Decreased LoC, agitation, irritability

Decreased muscle tone

33
Q

Hypotension in children indicates what?

A

That a child is very ill, systolic hypotension is a late sign of CDV compromise
–> Manual can be helpful d/t accuracy

34
Q

How is neuro assessed on children who cannot speak (under 2)?

A

A modified GCS

Assess with smiles, listens, follows vs cried but consolable, vs inappropriate persistent cry vs agitated, restless, vs no response

35
Q

Peripheral nerves on infants differ in myelination than adults in which ways?

A

They are not completely myelinated at birth. Motor control improves as myelination progresses

36
Q

What does proximodistal mean?

A

Centrally –> distal from core

37
Q

What is the moro reflex?

A

Startle reflex when infant feels like they’re falling

38
Q

When does grasp reflex disappear?

A

4-6 months

39
Q

How do neonates thermoregulation differ from adults? What about young children?

A

Immature hypothalamus in neonates means that fever response might be weak.

Immature immunity in young children means that fever response might be exaggerated

40
Q

How should temperature be assessed on a child?

A

Axillary
–> Least invasive

Rectal
–> Definitive

41
Q

What is a normal temperature range for children? What would be considered extreme high and lows?

A

36.5-37.5 C
Higher than 41.0 or lower than 34.5 is considered extreme hyper/hypo

42
Q

Petechiae and purpura on the hands and feet can indicate which infection?

A

Meningococcal - interferes with coagulation

43
Q

In what ways do children’s ratio of body surface differ from adults?

A

Brain, skin, and GI tract are larger

44
Q

How do children’s fluid spacing/composition differ from adults?

A

Infants have higher extracellular than intracellular water - means it is more easily lost

45
Q

What can indicate poor hydration status in an infants?

A

–> Sunken eyes, fontanelles
–> Pale, mottled, cool limbs, prolonged cap refill
–> Reduced urinary output
–> Dry mucous membranes
–> Tachypnea and tachycardia

46
Q

What is the first sign of dehydration in an infant?

A

Tachycardia - compensation for low stroke volume

47
Q

How to calculate fluid maintenance for for a an infant that is…

10 or less kg
10-20 kg
21+ Kg

A

First 10 kg
–> 4 ml/kg/hr

Second 10 kg
–> +2 ml/kg/hr

Subsequent kg
–> 1 ml/kg/hr

48
Q

What is the minimum urine output for children?

A

1ml/kg/hr minimum for infants and small children (prof emphasized this as minimum)

Or 4+ wet diapers/day

49
Q

What is the specific gravity of pediatric urine?

A

Less than 1.030

50
Q

hypoglycemia in children is more common because…

A

Children need more sugar than adults

51
Q

What are signs of hyperglycemia in children?

A

Increased urine output, excessive thirst, weight loss

52
Q

If there is any alteration in a child’s LOC, you should always check…

A

BGL

53
Q

What are two major notes when assessing and recognizing a sick child?

A
  1. Parental anxiety should not be discounted
  2. Any infant under 3 months presenting to the ED should be considered sick until proven otherwise.
54
Q

At what age can a radial pulse be taken? What must be used before then?

A

A radial pulse can be taken at 2 years of age
–> Must use apical before then

55
Q

How can children be diagnosed with hypertension?

A

If the SBP or DBP is greater than or equal to the 95th percentile for age, sex, and height. Must be measured on at least three separate occasions.

56
Q

What is strabismus?

A

When one eye deviated from fixation, can result in weakening of muscle and “lazy eye.”

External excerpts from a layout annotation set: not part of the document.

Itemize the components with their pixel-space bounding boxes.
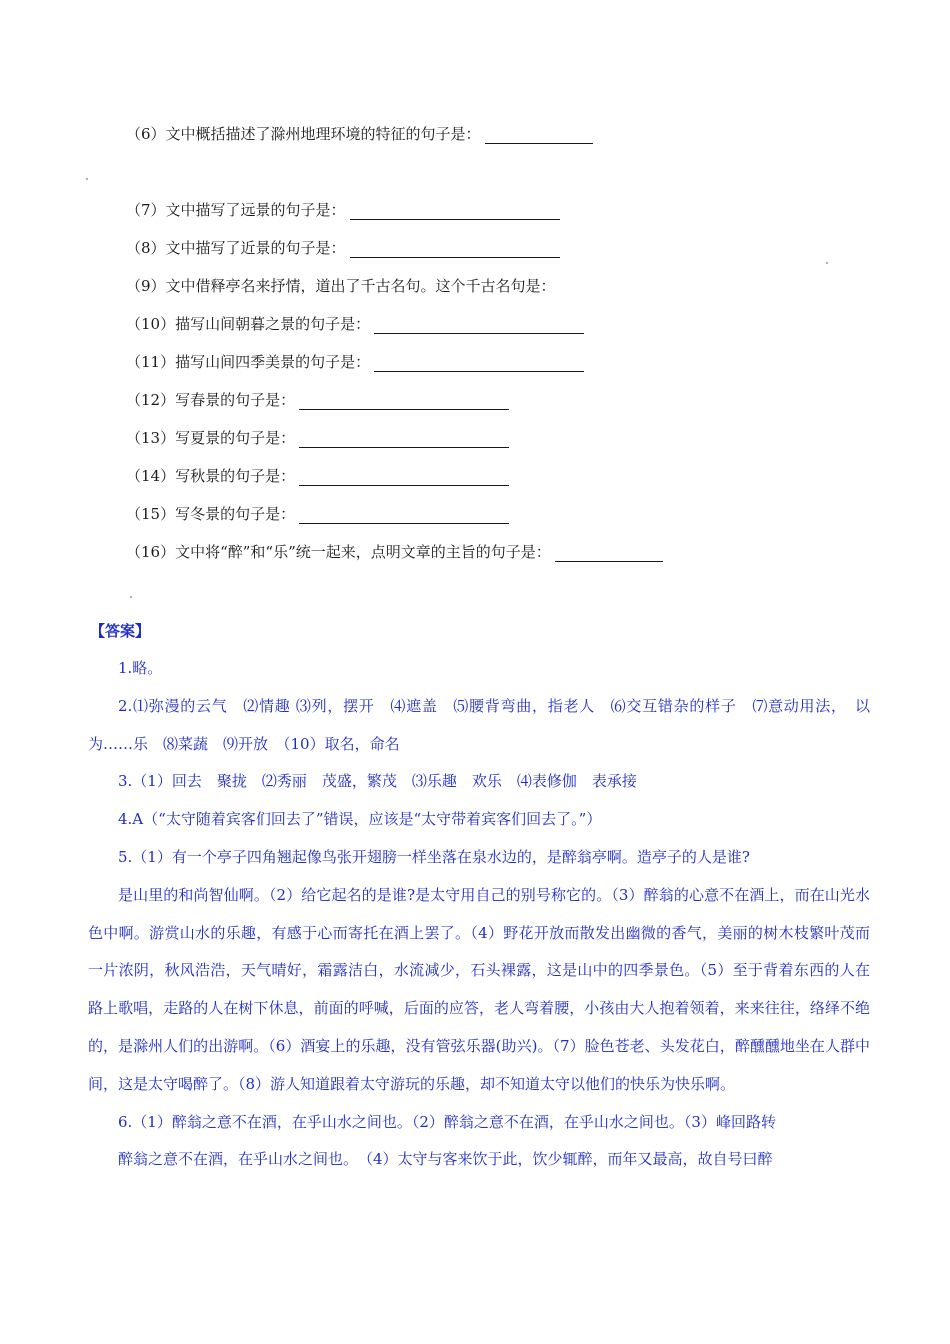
answer-blank[interactable]	[299, 507, 509, 524]
answer-item: 5.（1）有一个亭子四角翘起像鸟张开翅膀一样坐落在泉水边的，是醉翁亭啊。造亭子的人是谁?	[118, 847, 750, 866]
answer-blank[interactable]	[350, 203, 560, 220]
answer-blank[interactable]	[374, 317, 584, 334]
answer-blank[interactable]	[485, 127, 593, 144]
question-8	[126, 238, 560, 258]
question-label: （8）文中描写了近景的句子是：	[126, 239, 346, 257]
question-label: （11）描写山间四季美景的句子是：	[126, 353, 371, 371]
answers-body	[88, 650, 870, 1179]
answer-blank[interactable]	[299, 393, 509, 410]
answer-item: 6.（1）醉翁之意不在酒，在乎山水之间也。（2）醉翁之意不在酒，在乎山水之间也。（3）峰回路转	[118, 1112, 776, 1131]
answer-item: 2.⑴弥漫的云气 ⑵情趣 ⑶列，摆开 ⑷遮盖 ⑸腰背弯曲，指老人 ⑹交互错杂的样子 ⑺意动用法， 以为……乐 ⑻菜蔬 ⑼开放 （10）取名，命名	[88, 696, 870, 753]
answers-title: 【答案】	[90, 622, 151, 640]
question-14	[126, 466, 509, 486]
answer-item: 是山里的和尚智仙啊。（2）给它起名的是谁?是太守用自己的别号称它的。（3）醉翁的心意不在酒上，而在山光水色中啊。游赏山水的乐趣，有感于心而寄托在酒上罢了。（4）野花开放而散发出幽微的香气，美丽的树木枝繁叶茂而一片浓阴，秋风浩浩，天气晴好，霜露洁白，水流减少，石头裸露，这是山中的四季景色。（5）至于背着东西的人在路上歌唱，走路的人在树下休息，前面的呼喊，后面的应答，老人弯着腰，小孩由大人抱着领着，来来往往，络绎不绝的，是滁州人们的出游啊。（6）酒宴上的乐趣，没有管弦乐器(助兴)。（7）脸色苍老、头发花白，醉醺醺地坐在人群中间，这是太守喝醉了。（8）游人知道跟着太守游玩的乐趣，却不知道太守以他们的快乐为快乐啊。	[88, 885, 870, 1093]
question-label: （10）描写山间朝暮之景的句子是：	[126, 315, 371, 333]
question-label: （13）写夏景的句子是：	[126, 429, 296, 447]
stray-mark	[86, 178, 88, 180]
answer-blank[interactable]	[350, 241, 560, 258]
answer-item: 3.（1）回去 聚拢 ⑵秀丽 茂盛，繁茂 ⑶乐趣 欢乐 ⑷表修伽 表承接	[118, 772, 637, 791]
stray-mark	[826, 262, 828, 264]
question-15	[126, 504, 509, 524]
question-label: （9）文中借释亭名来抒情，道出了千古名句。这个千古名句是：	[126, 277, 556, 295]
answer-blank[interactable]	[299, 431, 509, 448]
answer-blank[interactable]	[555, 545, 663, 562]
question-label: （12）写春景的句子是：	[126, 391, 296, 409]
question-10	[126, 314, 584, 334]
answer-blank[interactable]	[374, 355, 584, 372]
question-9	[126, 276, 556, 296]
question-label: （6）文中概括描述了滁州地理环境的特征的句子是：	[126, 125, 481, 143]
answer-item: 4.A（“太守随着宾客们回去了”错误，应该是“太守带着宾客们回去了。”）	[118, 810, 602, 829]
question-label: （14）写秋景的句子是：	[126, 467, 296, 485]
question-13	[126, 428, 509, 448]
answer-item: 醉翁之意不在酒，在乎山水之间也。 （4）太守与客来饮于此，饮少辄醉，而年又最高，故自号曰醉	[118, 1150, 773, 1169]
question-6	[126, 124, 593, 144]
question-label: （15）写冬景的句子是：	[126, 505, 296, 523]
stray-mark	[130, 596, 132, 598]
question-label: （7）文中描写了远景的句子是：	[126, 201, 346, 219]
answer-item: 1.略。	[118, 659, 163, 677]
question-11	[126, 352, 584, 372]
question-16	[126, 542, 663, 562]
answer-blank[interactable]	[299, 469, 509, 486]
question-label: （16）文中将“醉”和“乐”统一起来，点明文章的主旨的句子是：	[126, 543, 551, 561]
question-12	[126, 390, 509, 410]
question-7	[126, 200, 560, 220]
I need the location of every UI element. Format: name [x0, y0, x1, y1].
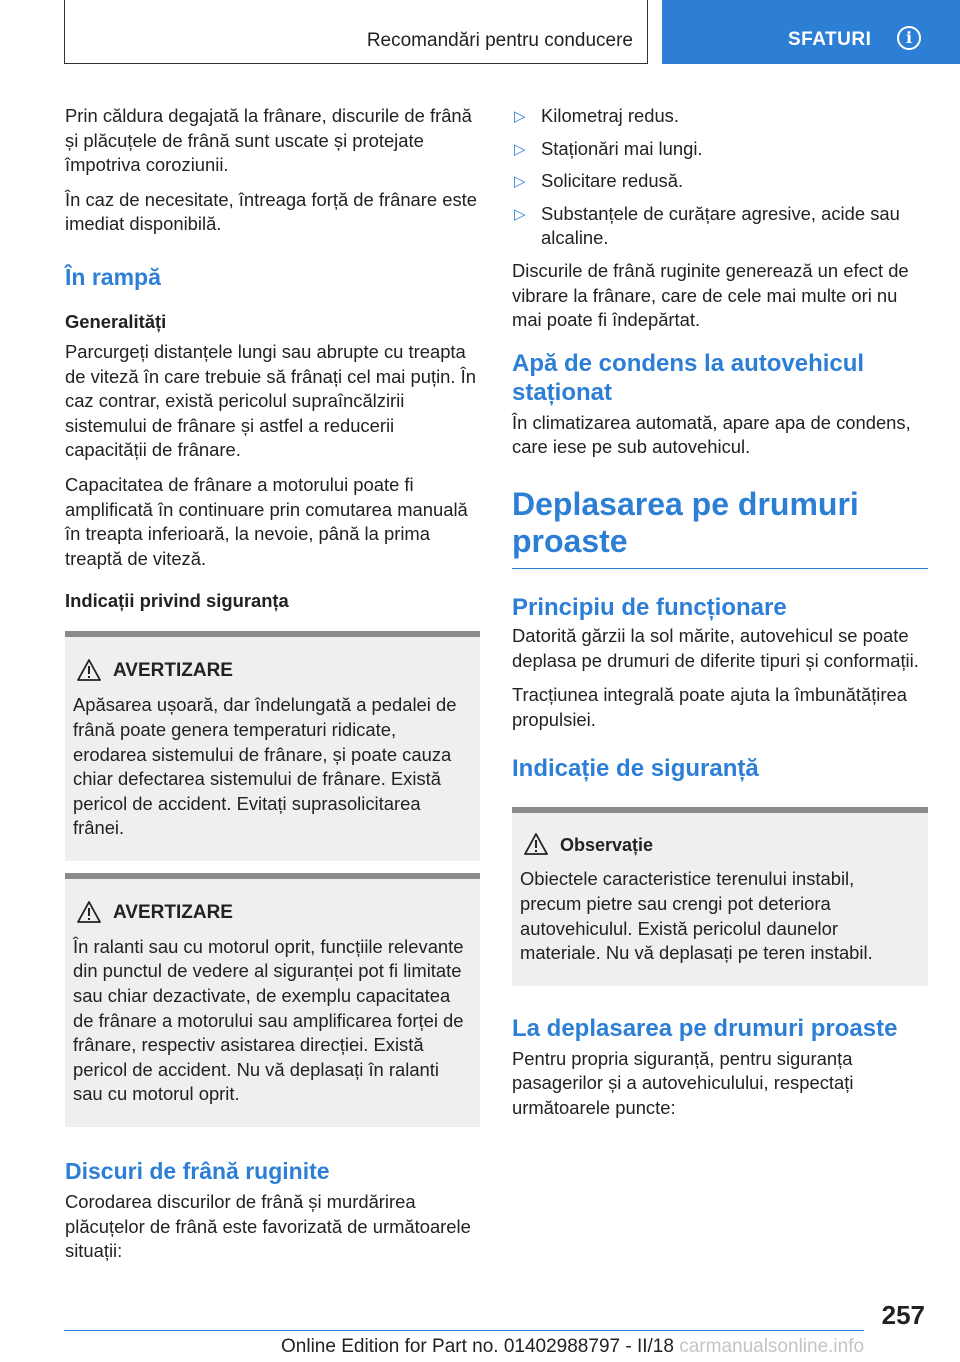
header-section-box [64, 0, 648, 64]
heading-condensation: Apă de condens la autovehicul staționat [512, 349, 865, 406]
paragraph: Capacitatea de frânare a motorului poate fi amplificată în continuare prin comutarea manuală în treapta inferioară, la nevoie, până la prima treaptă de viteză. [65, 473, 468, 569]
list-item: ▷ Kilometraj redus. [512, 104, 928, 129]
paragraph: Corodarea discurilor de frână și murdărirea plăcuțelor de frână este favorizată de următoarele situații: [65, 1191, 471, 1262]
paragraph: Tracțiunea integrală poate ajuta la îmbunătățirea propulsiei. [512, 684, 907, 730]
paragraph: Datorită gărzii la sol mărite, autovehicul se poate deplasa pe drumuri de diferite tipuri și conformații. [512, 624, 919, 671]
note-text: Obiectele caracteristice terenului instabil, precum pietre sau crengi pot deteriora autovehiculul. Există pericolul daunelor materiale. Nu vă deplasați pe teren instabil. [520, 868, 873, 964]
warning-text: Apăsarea ușoară, dar îndelungată a pedalei de frână poate genera temperaturi ridicate, erodarea sistemului de frânare, și poate cauza chiar defectarea sistemului de frânare. Există pericol de accident. Evitați suprasolicitarea frânei. [73, 694, 457, 839]
list-item: ▷ Solicitare redusă. [512, 169, 928, 194]
list-item: ▷ Staționări mai lungi. [512, 137, 928, 162]
note-title: Observație [560, 835, 654, 856]
paragraph: În caz de necesitate, întreaga forță de frânare este imediat disponibilă. [65, 188, 478, 235]
header-chapter-title: SFATURI [788, 29, 872, 50]
right-column [512, 104, 928, 1130]
heading-driving-rough-roads: La deplasarea pe drumuri proaste [512, 1014, 898, 1042]
left-column [65, 104, 480, 1274]
heading-safety-notes: Indicații privind siguranța [65, 590, 289, 612]
triangle-bullet-icon: ▷ [514, 173, 526, 191]
footer-divider [64, 1330, 864, 1331]
header-section-title: Recomandări pentru conducere [366, 30, 633, 51]
warning-triangle-icon [77, 901, 101, 923]
watermark: carmanualsonline.info [679, 1336, 865, 1357]
warning-box [65, 631, 480, 861]
heading-rusty-discs: Discuri de frână ruginite [65, 1158, 330, 1185]
paragraph: În climatizarea automată, apare apa de condens, care iese pe sub autovehicul. [512, 411, 911, 458]
triangle-bullet-icon: ▷ [514, 205, 526, 223]
warning-title: AVERTIZARE [113, 660, 233, 682]
warning-title-row [73, 659, 472, 683]
note-title-row [520, 833, 920, 857]
list-item: ▷ Substanțele de curățare agresive, acide sau alcaline. [514, 202, 900, 249]
page-number: 257 [881, 1300, 925, 1330]
paragraph: Prin căldura degajată la frânare, discurile de frână și plăcuțele de frână sunt uscate și protejate împotriva coroziunii. [65, 105, 472, 176]
condition-list [512, 104, 928, 251]
note-box [512, 807, 928, 985]
warning-title: AVERTIZARE [113, 901, 233, 923]
warning-triangle-icon [524, 833, 548, 855]
paragraph: Parcurgeți distanțele lungi sau abrupte cu treapta de viteză în care trebuie să frânați cel mai puțin. În caz contrar, există pericolul supraîncălzirii sistemului de frânare și astfel a reducerii capacității de frânare. [65, 340, 476, 461]
paragraph: Pentru propria siguranță, pentru siguranța pasagerilor și a autovehiculului, respectați următoarele puncte: [512, 1047, 854, 1118]
warning-text: În ralanti sau cu motorul oprit, funcțiile relevante din punctul de vedere al siguranței pot fi limitate sau chiar dezactivate, de exemplu capacitatea de frânare a motorului sau amplificarea forței de frânare, respectiv asistarea direcției. Există pericol de accident. Nu vă deplasați în ralanti sau cu motorul oprit. [73, 935, 464, 1105]
info-icon: i [897, 26, 921, 50]
warning-triangle-icon [77, 659, 101, 681]
heading-operating-principle: Principiu de funcționare [512, 593, 787, 621]
header-chapter-tab[interactable] [662, 0, 960, 64]
heading-general: Generalități [65, 310, 167, 332]
paragraph: Discurile de frână ruginite generează un efect de vibrare la frânare, care de cele mai multe ori nu mai poate fi îndepărtat. [512, 259, 909, 331]
warning-title-row [73, 901, 472, 925]
triangle-bullet-icon: ▷ [514, 140, 526, 158]
footer-edition: Online Edition for Part no. 01402988797 - II/18 carmanualsonline.info [281, 1336, 865, 1357]
heading-ramp: În rampă [65, 263, 161, 290]
heading-safety-note: Indicație de siguranță [512, 755, 759, 783]
heading-rough-roads: Deplasarea pe drumuri proaste [512, 486, 928, 569]
warning-box [65, 873, 480, 1127]
triangle-bullet-icon: ▷ [514, 108, 526, 125]
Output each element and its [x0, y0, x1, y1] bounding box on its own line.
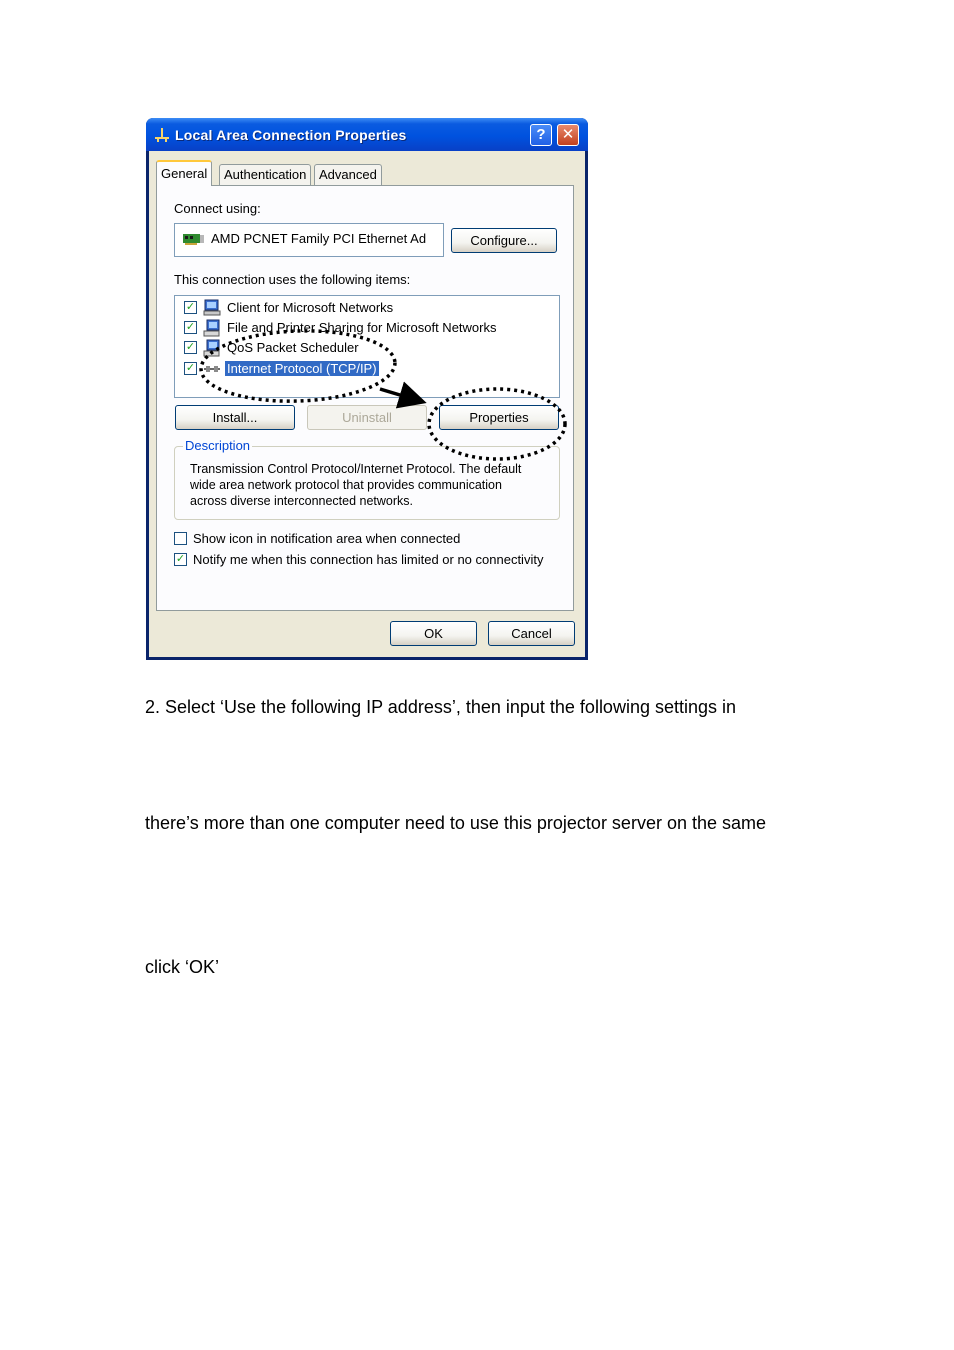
items-label: This connection uses the following items:	[174, 272, 411, 287]
description-group	[174, 438, 560, 520]
network-adapter-icon	[183, 234, 205, 246]
description-title: Description	[185, 438, 251, 453]
show-icon-option[interactable]	[174, 531, 554, 547]
tab-advanced[interactable]: Advanced	[314, 164, 382, 185]
adapter-field	[174, 223, 444, 257]
close-icon: ✕	[561, 126, 575, 143]
general-panel	[156, 185, 574, 611]
item-label: File and Printer Sharing for Microsoft Networks	[227, 320, 497, 335]
adapter-name: AMD PCNET Family PCI Ethernet Ad	[211, 231, 427, 246]
notify-option[interactable]	[174, 552, 554, 568]
close-button[interactable]	[557, 124, 579, 146]
item-label: Client for Microsoft Networks	[227, 300, 394, 315]
instruction-line-1: 2. Select ‘Use the following IP address’, then input the following settings in	[145, 697, 737, 717]
network-client-icon	[203, 299, 221, 317]
tab-authentication[interactable]: Authentication	[219, 164, 311, 185]
description-text: Transmission Control Protocol/Internet Protocol. The default wide area network protocol that provides communication across diverse interconnected networks.	[190, 462, 522, 508]
notify-label: Notify me when this connection has limited or no connectivity	[193, 552, 544, 567]
title-bar[interactable]	[146, 118, 588, 151]
notify-checkbox[interactable]: ✓	[175, 553, 186, 565]
help-button[interactable]	[530, 124, 552, 146]
item-checkbox[interactable]: ✓	[185, 341, 196, 353]
list-item[interactable]	[184, 299, 554, 317]
install-button[interactable]: Install...	[175, 405, 295, 430]
dialog-title: Local Area Connection Properties	[175, 127, 407, 143]
item-checkbox[interactable]: ✓	[185, 321, 196, 333]
ok-button[interactable]: OK	[390, 621, 477, 646]
network-service-icon	[203, 339, 221, 357]
protocol-icon	[203, 360, 221, 378]
list-item-selected[interactable]	[184, 360, 554, 378]
help-icon: ?	[536, 126, 546, 143]
list-item[interactable]	[184, 319, 554, 337]
components-list[interactable]	[174, 295, 560, 398]
network-service-icon	[203, 319, 221, 337]
show-icon-checkbox[interactable]	[174, 532, 187, 545]
item-checkbox[interactable]: ✓	[185, 301, 196, 313]
cancel-button[interactable]: Cancel	[488, 621, 575, 646]
instruction-line-2: there’s more than one computer need to use this projector server on the same	[145, 813, 767, 833]
properties-button[interactable]: Properties	[439, 405, 559, 430]
item-checkbox[interactable]: ✓	[185, 362, 196, 374]
network-connection-icon	[154, 127, 170, 143]
connect-using-label: Connect using:	[174, 201, 261, 216]
item-label: QoS Packet Scheduler	[227, 340, 359, 355]
item-label: Internet Protocol (TCP/IP)	[227, 361, 377, 376]
uninstall-button[interactable]: Uninstall	[307, 405, 427, 430]
tab-general[interactable]: General	[156, 160, 212, 186]
configure-button[interactable]: Configure...	[451, 228, 557, 253]
list-item[interactable]	[184, 339, 554, 357]
show-icon-label: Show icon in notification area when connected	[193, 531, 461, 546]
properties-dialog	[146, 118, 588, 660]
dialog-client	[149, 151, 585, 657]
instruction-line-3: click ‘OK’	[145, 957, 220, 977]
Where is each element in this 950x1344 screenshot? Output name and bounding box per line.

Can result in amblyopia if not corrected by ages 4-6.

57
Q

How should the eardrum be visualized in children under 3?

A

By pulling the pinna down and back.

58
Q

What is the difference between a functional and organic murmur?

A

Functional - No autonomic cardiac defect, but with a physiological defect like anemia

Organic - A cardiac defect with or without a physiological abnormality exists.